# Is this worth my time and effort?



## Bduke21 (Nov 12, 2011)

My relative who has completely given up on cycling has a 2008 set of 105's sitting on a bike in the shed in the backyard with probably 90 miles on them, now I am currently running Sora/tiagra mix on my 2011 Allez. Is it worth me giving them a few extra dollars for the trade then paying my LBS to switch them from bike to bike?


----------



## Camilo (Jun 23, 2007)

OK, which parts are you talking about? All 8 pieces? Shifters, brakes, FD, RD, crank, cassette? I'm assuming no new chain needed. Are you talking about just the shifters?

Call the shop and ask them what it will cost just for the changeover. They often/usually have a price chart including "complete build" (per bike of course) and probably another 1/2 hour each of shop time for removing the parts from each bike. I'm guessing at least $75 - $150 each for a shop to do it. You're also probably going to get into new bar tape too. If it's just the shifters, probably less than an hour of shop time each to remove and swap.
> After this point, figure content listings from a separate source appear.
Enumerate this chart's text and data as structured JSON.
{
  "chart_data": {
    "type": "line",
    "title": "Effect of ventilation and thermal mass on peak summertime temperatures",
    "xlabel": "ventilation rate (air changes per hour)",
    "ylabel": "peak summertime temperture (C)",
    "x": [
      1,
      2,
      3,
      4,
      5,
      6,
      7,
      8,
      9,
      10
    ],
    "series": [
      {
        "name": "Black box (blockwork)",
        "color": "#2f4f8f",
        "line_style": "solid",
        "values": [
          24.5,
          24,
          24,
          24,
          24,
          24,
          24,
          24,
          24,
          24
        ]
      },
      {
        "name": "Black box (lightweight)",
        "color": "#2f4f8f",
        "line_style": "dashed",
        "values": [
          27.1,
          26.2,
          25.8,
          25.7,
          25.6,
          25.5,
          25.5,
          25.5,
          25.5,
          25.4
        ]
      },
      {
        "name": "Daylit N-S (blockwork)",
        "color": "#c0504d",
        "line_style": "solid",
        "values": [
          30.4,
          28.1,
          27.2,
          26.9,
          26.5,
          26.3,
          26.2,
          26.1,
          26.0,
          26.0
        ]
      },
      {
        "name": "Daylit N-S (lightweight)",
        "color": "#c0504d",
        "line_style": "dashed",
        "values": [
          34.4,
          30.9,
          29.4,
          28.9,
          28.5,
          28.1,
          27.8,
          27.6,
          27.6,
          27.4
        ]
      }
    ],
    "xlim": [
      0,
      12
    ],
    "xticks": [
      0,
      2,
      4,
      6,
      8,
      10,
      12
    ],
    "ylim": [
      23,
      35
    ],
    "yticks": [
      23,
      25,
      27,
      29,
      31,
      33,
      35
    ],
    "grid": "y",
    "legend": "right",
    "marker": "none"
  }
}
Might cost less if you remove all the parts from both bikes and bring them in ready to mount. So you're into it quite a bit just to swap them. It might be better to find out what the 105 group or parts would cost you and see if it makes sense.

If it were me, it would probably be worth it because I'd do all the work myself (and enjoy it!).


----------



## Hottody (Mar 31, 2012)

If you will get pleasure out of the switch and the cost is ok I would make the upgrade! Sounds like a good deal to me.


----------